Autumn Guide to the High Line

By High Line | September 22, 2019

It may be back to work or school but the High Line is here to help you relax throughout the labor. Enjoy the smells, sights, and sounds of the park as the city that surrounds us wanes toward winter.

Leaves changing to orange and yellow on the High Line

Autumnal colors under the NYC skylineTimothy Schenck

OUR FUTURE VISIONS

What’s Next? There’s No Time Like the Future commemorates the 20th anniversary of the idea to save the High Line and the 10th anniversary of our opening to the public with an afternoon festival that asks “what does the High Line look like in 100 years?”

On Saturday, September 28, engage with Tattfoo Tan’s participatory workshop, Ronny Quevedo’s lawn paintings, Alicia Grullon’s walking tour, Betty Yu’s labor storySalome Asega and Keenan MacWilliam’s clap and step routine, High Line art making, and more.
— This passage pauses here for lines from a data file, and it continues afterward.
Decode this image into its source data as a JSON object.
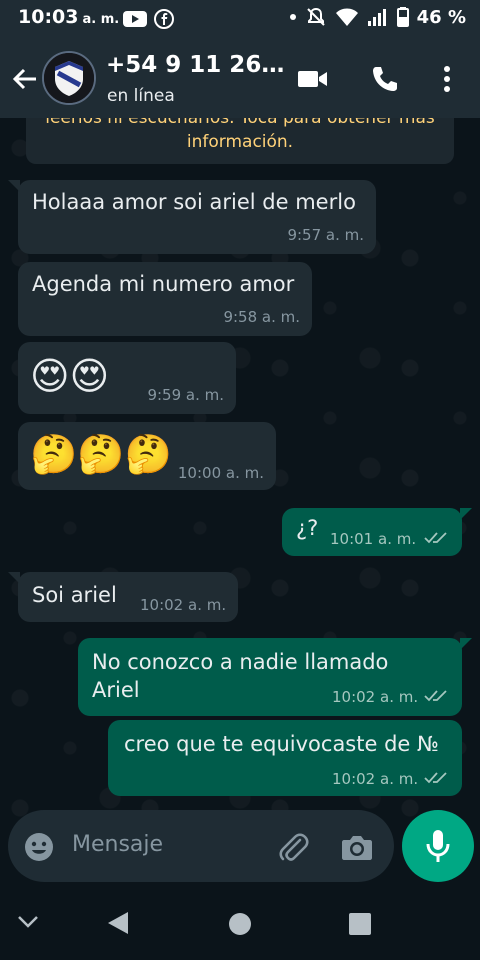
{
  "status_bar": {
    "time": "10:03",
    "ampm": "a. m.",
    "battery": "46 %"
  },
  "header": {
    "contact": "+54 9 11 26…",
    "status": "en línea"
  },
  "banner": {
    "line1": "leerlos ni escucharlos. Toca para obtener más",
    "line2": "información."
  },
  "messages": [
    {
      "dir": "in",
      "text": "Holaaa amor soi ariel de merlo",
      "time": "9:57 a. m."
    },
    {
      "dir": "in",
      "text": "Agenda mi numero amor",
      "time": "9:58 a. m."
    },
    {
      "dir": "in",
      "emoji": "😍😍",
      "time": "9:59 a. m."
    },
    {
      "dir": "in",
      "emoji": "🤔🤔🤔",
      "time": "10:00 a. m."
    },
    {
      "dir": "out",
      "text": "¿?",
      "time": "10:01 a. m."
    },
    {
      "dir": "in",
      "text": "Soi ariel",
      "time": "10:02 a. m."
    },
    {
      "dir": "out",
      "text_line1": "No conozco a nadie llamado",
      "text_line2": "Ariel",
      "time": "10:02 a. m."
    },
    {
      "dir": "out",
      "text": "creo que te equivocaste de №",
      "time": "10:02 a. m."
    }
  ],
  "composer": {
    "placeholder": "Mensaje"
  },
  "colors": {
    "incoming_bubble": "#202c33",
    "outgoing_bubble": "#005c4b",
    "accent": "#00a884",
    "banner_text": "#ffd279"
  }
}
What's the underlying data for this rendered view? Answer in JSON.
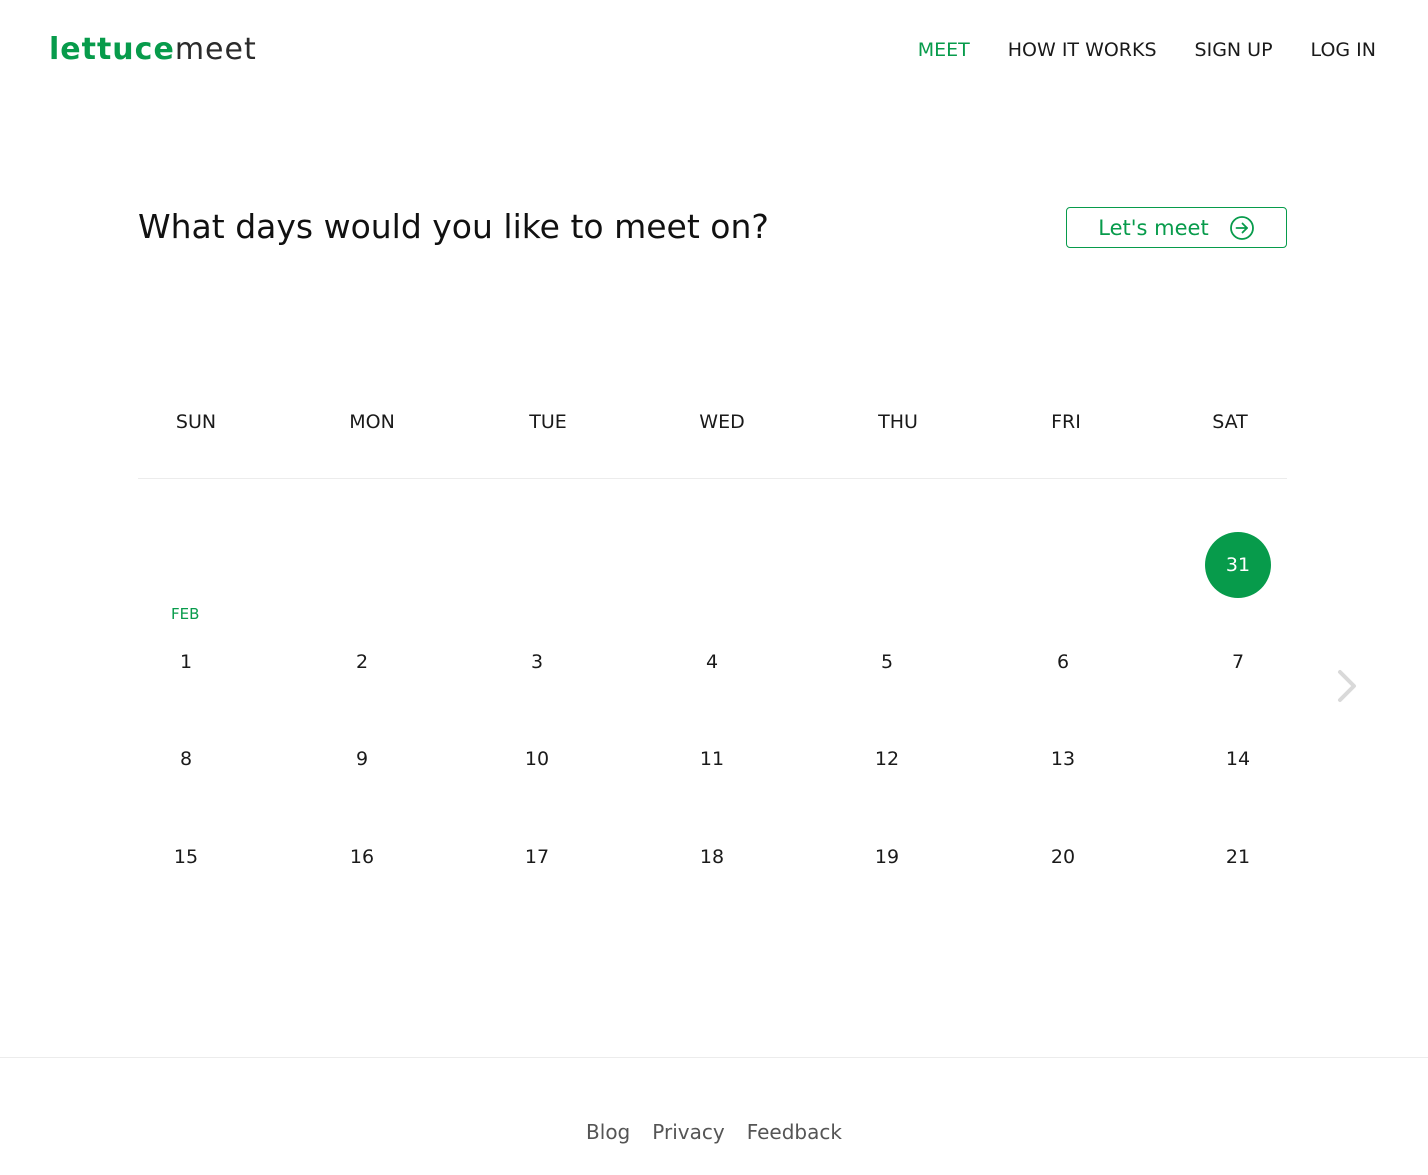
{
  "brand": {
    "logo_part1": "lettuce",
    "logo_part2": "meet",
    "accent_color": "#079b4b"
  },
  "nav": {
    "items": [
      {
        "label": "MEET",
        "active": true
      },
      {
        "label": "HOW IT WORKS",
        "active": false
      },
      {
        "label": "SIGN UP",
        "active": false
      },
      {
        "label": "LOG IN",
        "active": false
      }
    ]
  },
  "main": {
    "title": "What days would you like to meet on?",
    "cta_label": "Let's meet",
    "cta_icon": "arrow-circle-right-icon"
  },
  "calendar": {
    "weekdays": [
      "SUN",
      "MON",
      "TUE",
      "WED",
      "THU",
      "FRI",
      "SAT"
    ],
    "month_label": "FEB",
    "rows": [
      [
        "",
        "",
        "",
        "",
        "",
        "",
        "31"
      ],
      [
        "1",
        "2",
        "3",
        "4",
        "5",
        "6",
        "7"
      ],
      [
        "8",
        "9",
        "10",
        "11",
        "12",
        "13",
        "14"
      ],
      [
        "15",
        "16",
        "17",
        "18",
        "19",
        "20",
        "21"
      ]
    ],
    "selected": [
      "31"
    ],
    "next_icon": "chevron-right-icon"
  },
  "footer": {
    "links": [
      "Blog",
      "Privacy",
      "Feedback"
    ]
  }
}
NEW MONUMENTS FOR NEW CITIES

This traveling exhibition and first joint initiative between the High Line Network and High Line Art, arrives on the park on September 26. See 25 poster proposals for contemporary monuments by 25 commissioned artists, with public workshops by Monument Lab on October 5 and October 12.

A large-scale clock on the park

Ruth Ewan’s Silent Agitator, 2019 – 2020Timothy Schenck

SONGS FOR THE SILENT AGITATOR

This evening of vocal and choral performances was selected or inspired by, or conceived in collaboration with, Ruth Ewan and her High Line commission Silent Agitator. Songs for the Silent Agitator recognizes the uplifting significance of music on the grueling work of labor organizing. The performances, like Ewan’s clock, seek to reconcile public time with public space—to affirm that the opportunities we have to be together need not be all work and no play.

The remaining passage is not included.